Presently, when young people think of agriculture, they think of their struggling elderly parents or distant relatives trying to make ends meet through farming. They think of the huge risks of putting up with unpredictable weather and climate, as well as the uncertainty of finding markets to offload the produce, which is rather discouraging to the young person trying to find a secure career path.
In ‘Perceptions of Swaziland’s Youth towards Farming’, Douglas Kibirge (and others) from the University of Eswatini found that the youth views agriculture as “an old man’s tale, a waste of time and energy”. Of course, it is true that the agriculture sector needs time and patience, the problem is that our youth need fast cash to overcome the daily struggles of unemployment and poverty.
Why do we desperately need the country’s youth to venture into agriculture? The answer is quite simple: Eswatini is still food insecure at household level, failing to produce even enough of its staple crop, maize. At the same time, many of our youth are unemployed while the economy is not creating any new jobs.
The literature available on the subject, including work by Douglas and others in their report on Youth Participation in Agriculture in the Manzini Region, points to a number factors such as low wages, access to capital, exclusion in agriculture policy formation, and lack of information and technology as the major culprits for driving youth out of agriculture.
Currently, the agriculture sector is the lowest paying in the country and commercial banks are more likely to shy away from funding agricultural investments because of their perceived riskiness. According to the Labour Force Survey (2016), the sector has the highest value of low pay rates, with the youth earning E16 per hour compared to E46 in the services industry. In essence, agriculture should be taken on as an individual or group enterprise where the people involved have a stake in the business rather than getting into the sector to be an employee.
Countries like Kenya and Nigeria have found a way to make agriculture more attractive to the youth through social media platforms like WhatsApp and Facebook. These platforms are used as educational tools to pass down knowledge among the youth through sharing of information and experiences in their different agriculture fields and through networking.
Wayan Vota (2016) found that countries like Uganda, Zambia and Ghana have introduced agri-digital finance tools like smart money, rice mobile finance, and nwK agri-services to help finance farmer investments. These digital platforms require no collateral, provide access to savings and credit via electronic wallet products such as mobile money. In South Africa, youth are investing in livestock without having to own farms. All they do is find a farmer to sell them a calf they (farmer) rear on their behalf and share the dividends after selling it as a mature cow.

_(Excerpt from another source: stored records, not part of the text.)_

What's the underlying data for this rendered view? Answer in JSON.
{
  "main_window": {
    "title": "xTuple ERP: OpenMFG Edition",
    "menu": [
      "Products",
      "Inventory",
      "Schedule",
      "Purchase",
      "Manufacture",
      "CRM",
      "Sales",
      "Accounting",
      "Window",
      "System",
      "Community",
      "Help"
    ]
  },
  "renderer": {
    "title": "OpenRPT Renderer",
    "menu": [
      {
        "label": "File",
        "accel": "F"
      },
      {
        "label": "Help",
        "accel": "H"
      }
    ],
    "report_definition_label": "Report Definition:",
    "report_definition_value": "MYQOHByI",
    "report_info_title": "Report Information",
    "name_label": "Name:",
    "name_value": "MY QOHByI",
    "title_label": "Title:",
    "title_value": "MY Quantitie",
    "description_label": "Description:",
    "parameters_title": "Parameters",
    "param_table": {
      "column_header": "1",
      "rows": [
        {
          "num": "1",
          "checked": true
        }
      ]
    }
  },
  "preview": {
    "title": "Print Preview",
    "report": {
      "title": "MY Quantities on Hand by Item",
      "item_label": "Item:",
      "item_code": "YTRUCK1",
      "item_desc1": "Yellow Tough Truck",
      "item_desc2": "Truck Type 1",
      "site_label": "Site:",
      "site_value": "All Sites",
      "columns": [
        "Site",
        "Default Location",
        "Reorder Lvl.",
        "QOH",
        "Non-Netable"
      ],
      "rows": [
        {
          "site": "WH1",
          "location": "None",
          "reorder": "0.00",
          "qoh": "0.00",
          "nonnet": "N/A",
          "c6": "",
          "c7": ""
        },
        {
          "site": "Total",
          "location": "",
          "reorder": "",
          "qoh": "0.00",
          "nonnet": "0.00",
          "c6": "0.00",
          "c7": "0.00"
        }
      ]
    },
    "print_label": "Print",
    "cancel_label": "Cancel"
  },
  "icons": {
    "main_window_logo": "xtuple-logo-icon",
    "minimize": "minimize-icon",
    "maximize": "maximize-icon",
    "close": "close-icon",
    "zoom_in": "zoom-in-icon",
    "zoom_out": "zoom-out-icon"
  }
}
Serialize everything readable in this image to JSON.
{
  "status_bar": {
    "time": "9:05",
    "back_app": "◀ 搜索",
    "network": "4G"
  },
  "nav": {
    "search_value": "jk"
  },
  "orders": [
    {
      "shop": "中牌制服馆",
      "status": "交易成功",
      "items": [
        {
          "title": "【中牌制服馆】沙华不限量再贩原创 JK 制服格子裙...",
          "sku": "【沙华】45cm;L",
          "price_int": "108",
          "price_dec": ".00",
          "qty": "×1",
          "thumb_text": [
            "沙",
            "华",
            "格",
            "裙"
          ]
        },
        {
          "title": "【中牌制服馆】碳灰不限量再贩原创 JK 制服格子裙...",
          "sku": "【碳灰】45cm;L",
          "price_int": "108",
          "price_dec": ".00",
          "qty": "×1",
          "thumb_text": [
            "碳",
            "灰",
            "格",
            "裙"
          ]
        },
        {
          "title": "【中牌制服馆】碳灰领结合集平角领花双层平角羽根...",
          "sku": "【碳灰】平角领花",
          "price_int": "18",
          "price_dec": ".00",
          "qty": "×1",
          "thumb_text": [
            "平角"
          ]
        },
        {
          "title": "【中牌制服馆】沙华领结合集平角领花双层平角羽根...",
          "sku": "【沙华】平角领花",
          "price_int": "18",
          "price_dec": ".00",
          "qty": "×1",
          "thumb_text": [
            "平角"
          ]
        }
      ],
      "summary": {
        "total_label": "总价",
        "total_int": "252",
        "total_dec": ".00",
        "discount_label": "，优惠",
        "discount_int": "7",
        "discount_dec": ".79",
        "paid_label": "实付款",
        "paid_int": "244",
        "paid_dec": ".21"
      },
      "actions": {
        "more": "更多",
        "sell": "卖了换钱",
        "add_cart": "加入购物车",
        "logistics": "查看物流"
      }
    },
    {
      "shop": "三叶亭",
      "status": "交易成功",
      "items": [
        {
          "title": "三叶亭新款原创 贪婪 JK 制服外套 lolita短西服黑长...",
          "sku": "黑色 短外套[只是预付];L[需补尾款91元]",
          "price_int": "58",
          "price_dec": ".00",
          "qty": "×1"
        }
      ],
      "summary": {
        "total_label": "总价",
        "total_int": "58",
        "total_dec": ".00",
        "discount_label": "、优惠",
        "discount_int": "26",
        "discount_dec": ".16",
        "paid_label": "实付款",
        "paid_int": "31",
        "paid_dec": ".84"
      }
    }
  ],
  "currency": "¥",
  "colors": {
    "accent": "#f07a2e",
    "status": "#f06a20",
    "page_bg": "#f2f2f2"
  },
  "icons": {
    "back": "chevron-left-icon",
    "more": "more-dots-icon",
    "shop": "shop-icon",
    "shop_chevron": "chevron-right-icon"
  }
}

Policymakers in the country need to change the face of agriculture and make it much more appealing to Eswatini’s youth. Science, technology, and innovation are critical ingredients in making the agriculture sector more attractive to our youth, particularly because young people are thrilled by the internet of things and application of technologies to find new ways of doing things. Government needs to launch a new marketing campaign that will override the current narrative and highlight the success stories of both the young and old who are making a profitable living from agricultural business ventures.